Parenting is like being a teacher. If a student thinks a teacher is good; that is, the student learns from that teacher; then that teacher is good. No learning, BAD Teacher. Doesn’t matter what the school system thinks. Doesn’t matter what the teacher thinks. No learn, Bad Teacher.

Parenting is the same. 

So it seems no wonder to me that I don’t understand parents. But that doesn’t keep me from trying.

I ran across an article [Link] entitled “‘Brown Is Completely Off the Table'” that talks about how parents are preventing their children from attending colleges that the parents think are politically “bad”. 

I have to admit that between the way the article is written and my difficulty understanding I am not at all sure whether the parents are concerned that the campus climate is of a political nature counter to their own or that the campus climate is antagonistic to open discussion and consideration of politics. Some parts of the article seem to indicate a Red/Blue (in the popular vernacular) political atmosphere on campus while other parts seem to be about either the administration shielding the students from some political exposure or the students preventing that exposure through protests.

(I recall the latter vividly in my own day, at least second hand. When I arrived at the Campus of the Boneyard I found the walls of the student union still besmirched with the spring occupiers’ curse words scrawled on the walls with human feces. Amazing how retentive some forms of wallpaper are.)

I tend to favor the lattermost since that was the attitude of parents when I went off to college. There was still a concern on the part of parents that their children be exposed to divergent ideas (but NOT TOO divergent) for the sake of education. Of course nothing blasphemous or evil or such like. But since most parents hadn’t gone to college. education was still a semi-substantial goal.

Today with the alienation of partisan affiliations at the level of blood feud between clans, I have to wonder which of the above is accurate and relevant. I know from talking to students that education is irrelevant to most of them. All they care about is getting a diploma. Discipline matters only in terms of money flow. Or ROI. 

Happily, there are still a few who care about education. Parents or students. And the total number of students who care about getting an education seems about the same as in my day. It’s just that the population is larger and mostly diploma hunters. Not just Greeks and Jocks like in my day, but GDIs too. Of course lots of GDIs didn’t care in my day but they didn’t count because they got free sustenance from the Yankee government after one or two terms, at least the boys, and there were more boys than girls in those days. 

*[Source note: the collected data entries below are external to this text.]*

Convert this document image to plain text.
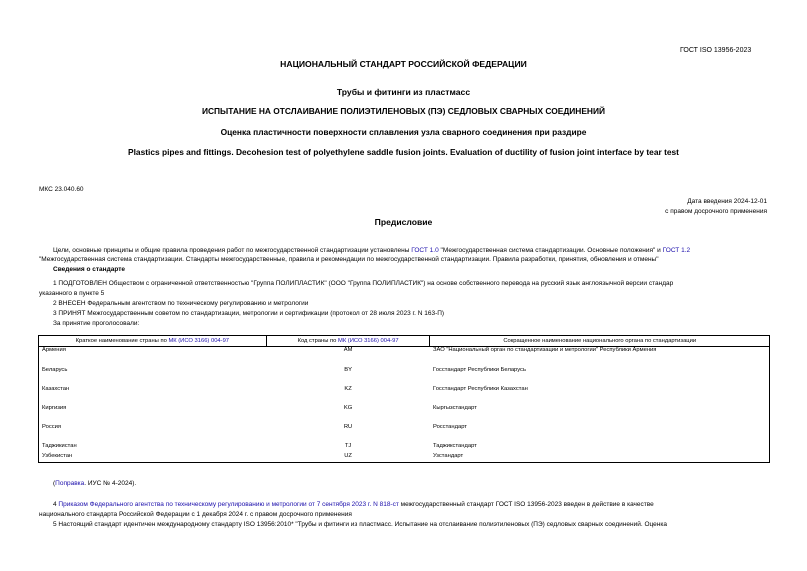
ГОСТ ISO 13956-2023
НАЦИОНАЛЬНЫЙ СТАНДАРТ РОССИЙСКОЙ ФЕДЕРАЦИИ
Трубы и фитинги из пластмасс
ИСПЫТАНИЕ НА ОТСЛАИВАНИЕ ПОЛИЭТИЛЕНОВЫХ (ПЭ) СЕДЛОВЫХ СВАРНЫХ СОЕДИНЕНИЙ
Оценка пластичности поверхности сплавления узла сварного соединения при раздире
Plastics pipes and fittings. Decohesion test of polyethylene saddle fusion joints. Evaluation of ductility of fusion joint interface by tear test
МКС 23.040.60
Дата введения 2024-12-01
с правом досрочного применения
Предисловие
Цели, основные принципы и общие правила проведения работ по межгосударственной стандартизации установлены ГОСТ 1.0 "Межгосударственная система стандартизации. Основные положения" и ГОСТ 1.2
"Межгосударственная система стандартизации. Стандарты межгосударственные, правила и рекомендации по межгосударственной стандартизации. Правила разработки, принятия, обновления и отмены"
Сведения о стандарте
1 ПОДГОТОВЛЕН Обществом с ограниченной ответственностью "Группа ПОЛИПЛАСТИК" (ООО "Группа ПОЛИПЛАСТИК") на основе собственного перевода на русский язык англоязычной версии стандар
указанного в пункте 5
2 ВНЕСЕН Федеральным агентством по техническому регулированию и метрологии
3 ПРИНЯТ Межгосударственным советом по стандартизации, метрологии и сертификации (протокол от 28 июля 2023 г. N 163-П)
За принятие проголосовали:
Краткое наименование страны по МК (ИСО 3166) 004-97	Код страны по МК (ИСО 3166) 004-97	Сокращенное наименование национального органа по стандартизации
Армения	AM	ЗАО "Национальный орган по стандартизации и метрологии" Республики Армения
Беларусь	BY	Госстандарт Республики Беларусь
Казахстан	KZ	Госстандарт Республики Казахстан
Киргизия	KG	Кыргызстандарт
Россия	RU	Росстандарт
Таджикистан	TJ	Таджикстандарт
Узбекистан	UZ	Узстандарт
(Поправка. ИУС № 4-2024).
4 Приказом Федерального агентства по техническому регулированию и метрологии от 7 сентября 2023 г. N 818-ст межгосударственный стандарт ГОСТ ISO 13956-2023 введен в действие в качестве
национального стандарта Российской Федерации с 1 декабря 2024 г. с правом досрочного применения
5 Настоящий стандарт идентичен международному стандарту ISO 13956:2010* "Трубы и фитинги из пластмасс. Испытание на отслаивание полиэтиленовых (ПЭ) седловых сварных соединений. Оценка
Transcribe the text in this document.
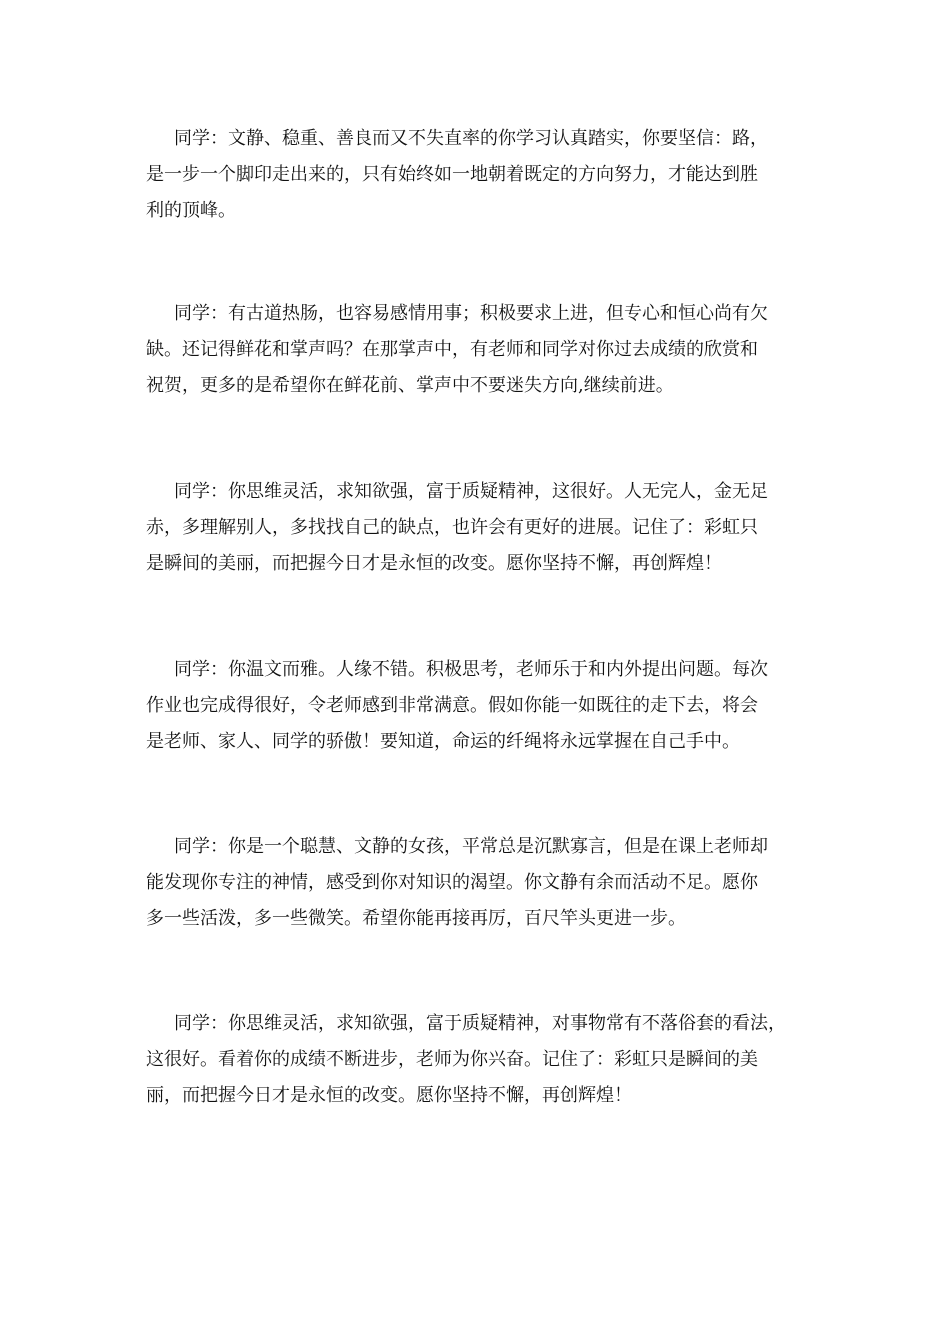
同学：文静、稳重、善良而又不失直率的你学习认真踏实，你要坚信：路，
是一步一个脚印走出来的，只有始终如一地朝着既定的方向努力，才能达到胜
利的顶峰。

同学：有古道热肠，也容易感情用事；积极要求上进，但专心和恒心尚有欠
缺。还记得鲜花和掌声吗？在那掌声中，有老师和同学对你过去成绩的欣赏和
祝贺，更多的是希望你在鲜花前、掌声中不要迷失方向,继续前进。

同学：你思维灵活，求知欲强，富于质疑精神，这很好。人无完人，金无足
赤，多理解别人，多找找自己的缺点，也许会有更好的进展。记住了：彩虹只
是瞬间的美丽，而把握今日才是永恒的改变。愿你坚持不懈，再创辉煌！

同学：你温文而雅。人缘不错。积极思考，老师乐于和内外提出问题。每次
作业也完成得很好，令老师感到非常满意。假如你能一如既往的走下去，将会
是老师、家人、同学的骄傲！要知道，命运的纤绳将永远掌握在自己手中。

同学：你是一个聪慧、文静的女孩，平常总是沉默寡言，但是在课上老师却
能发现你专注的神情，感受到你对知识的渴望。你文静有余而活动不足。愿你
多一些活泼，多一些微笑。希望你能再接再厉，百尺竿头更进一步。

同学：你思维灵活，求知欲强，富于质疑精神，对事物常有不落俗套的看法，
这很好。看着你的成绩不断进步，老师为你兴奋。记住了：彩虹只是瞬间的美
丽，而把握今日才是永恒的改变。愿你坚持不懈，再创辉煌！
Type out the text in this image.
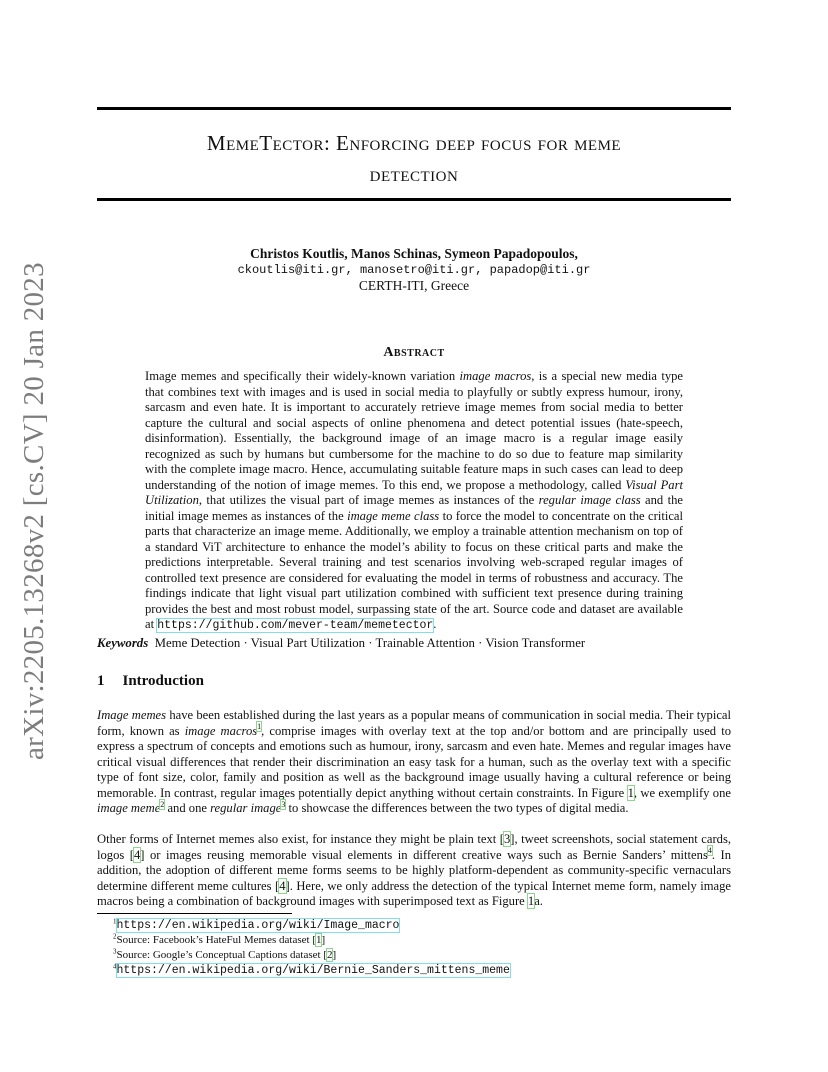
arXiv:2205.13268v2 [cs.CV] 20 Jan 2023
MemeTector: Enforcing deep focus for meme
detection
Christos Koutlis, Manos Schinas, Symeon Papadopoulos,
ckoutlis@iti.gr, manosetro@iti.gr, papadop@iti.gr
CERTH-ITI, Greece
Abstract
Image memes and specifically their widely-known variation image macros, is a special new media type that combines text with images and is used in social media to playfully or subtly express humour, irony, sarcasm and even hate. It is important to accurately retrieve image memes from social media to better capture the cultural and social aspects of online phenomena and detect potential issues (hate-speech, disinformation). Essentially, the background image of an image macro is a regular image easily recognized as such by humans but cumbersome for the machine to do so due to feature map similarity with the complete image macro. Hence, accumulating suitable feature maps in such cases can lead to deep understanding of the notion of image memes. To this end, we propose a methodology, called Visual Part Utilization, that utilizes the visual part of image memes as instances of the regular image class and the initial image memes as instances of the image meme class to force the model to concentrate on the critical parts that characterize an image meme. Additionally, we employ a trainable attention mechanism on top of a standard ViT architecture to enhance the model’s ability to focus on these critical parts and make the predictions interpretable. Several training and test scenarios involving web-scraped regular images of controlled text presence are considered for evaluating the model in terms of robustness and accuracy. The findings indicate that light visual part utilization combined with sufficient text presence during training provides the best and most robust model, surpassing state of the art. Source code and dataset are available at https://github.com/mever-team/memetector.
Keywords Meme Detection · Visual Part Utilization · Trainable Attention · Vision Transformer
1 Introduction
Image memes have been established during the last years as a popular means of communication in social media. Their typical form, known as image macros$^1$, comprise images with overlay text at the top and/or bottom and are principally used to express a spectrum of concepts and emotions such as humour, irony, sarcasm and even hate. Memes and regular images have critical visual differences that render their discrimination an easy task for a human, such as the overlay text with a specific type of font size, color, family and position as well as the background image usually having a cultural reference or being memorable. In contrast, regular images potentially depict anything without certain constraints. In Figure 1, we exemplify one image meme$^2$ and one regular image$^3$ to showcase the differences between the two types of digital media.
Other forms of Internet memes also exist, for instance they might be plain text [3], tweet screenshots, social statement cards, logos [4] or images reusing memorable visual elements in different creative ways such as Bernie Sanders’ mittens$^4$. In addition, the adoption of different meme forms seems to be highly platform-dependent as community-specific vernaculars determine different meme cultures [4]. Here, we only address the detection of the typical Internet meme form, namely image macros being a combination of background images with superimposed text as Figure 1a.
$^1$https://en.wikipedia.org/wiki/Image_macro
$^2$Source: Facebook’s HateFul Memes dataset [1]
$^3$Source: Google’s Conceptual Captions dataset [2]
$^4$https://en.wikipedia.org/wiki/Bernie_Sanders_mittens_meme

But I am still taken aback by parents vetoing a college choice on political grounds. Since most colleges are liberal or tolerant and the only conservative colleges are thumper schules, doesn’t this run afoul of religious concerns? Or are such matters irrelevant these days? 

And what happened to that statistic that the majority of adults are antipathetic to partisanship? 

I am confused. And almost forced to fall back on the tried and true that almost all parents are Bogs and almost all children are Bogs and hence this sort of nonsense.

More progress on the race to be a Third World Nation.